Florida's $31.5 million agency, the Brain and Spinal Cord Injury Program, was established to help patients who suffer from brain damage and spinal cord injuries. However, many people who suffer from traumatic brain injuries (TBI) and spinal cord injuries have not been receiving the help they desperately need under the program. Otherpatients were, in fact, offered services that they did not need.
However, legislators have recently been persuaded to shift spending to programs that do actually help those suffering from brain injuries. The Florida legislators agreed to fund $3 million to services that will directly benefit people with spinal cord and traumatic brain injuries.
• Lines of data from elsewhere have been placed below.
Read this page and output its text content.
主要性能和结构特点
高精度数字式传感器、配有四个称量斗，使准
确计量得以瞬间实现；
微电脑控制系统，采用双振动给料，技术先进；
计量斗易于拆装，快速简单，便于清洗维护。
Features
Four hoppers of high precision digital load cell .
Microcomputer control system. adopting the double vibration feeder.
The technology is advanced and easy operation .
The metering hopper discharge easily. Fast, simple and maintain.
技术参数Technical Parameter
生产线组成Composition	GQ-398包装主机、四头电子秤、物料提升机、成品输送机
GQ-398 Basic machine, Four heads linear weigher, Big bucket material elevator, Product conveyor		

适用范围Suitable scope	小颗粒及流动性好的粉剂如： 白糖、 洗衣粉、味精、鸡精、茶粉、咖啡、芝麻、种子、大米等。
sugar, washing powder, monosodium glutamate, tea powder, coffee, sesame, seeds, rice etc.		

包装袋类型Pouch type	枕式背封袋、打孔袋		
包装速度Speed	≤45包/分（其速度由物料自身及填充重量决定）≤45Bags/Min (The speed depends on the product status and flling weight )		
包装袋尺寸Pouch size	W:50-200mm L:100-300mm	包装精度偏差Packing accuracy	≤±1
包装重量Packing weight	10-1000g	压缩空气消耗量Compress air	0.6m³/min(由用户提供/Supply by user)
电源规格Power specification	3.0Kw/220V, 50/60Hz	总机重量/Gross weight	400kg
Those funds, together with the help of an additional $3.8 million in Medicaid funds that would otherwise support the expense of residential care for these patients, will allow many of the patients to live in their homes and receive the help that they greatly need. It is expected that this shift in funding will help to support 260 Florida residents suffering from TBI and spinal cord injuries, almost half of the number of patients currently on the waiting list for assistance.
Some of the money is being diverted from consultants and a non-profit organization, the Brain Injury Association of Florida. The head of the Brain Injury Association says that the loss of money for her agency will negatively affect people with brain injuries. She says her agency served 5,000 on their help line and another 50,000 people visited their website. She also warns that because the money is set aside for both TBI patients and people with spinal cord injuries, it is possible that people with other brain injuries will not be served.
The people who have been instrumental in urging the Florida legislators to make the shift in spending are very hopeful about the future. The newly approved money could help their loved ones who have been suffering and who are on the waiting list to receive aid.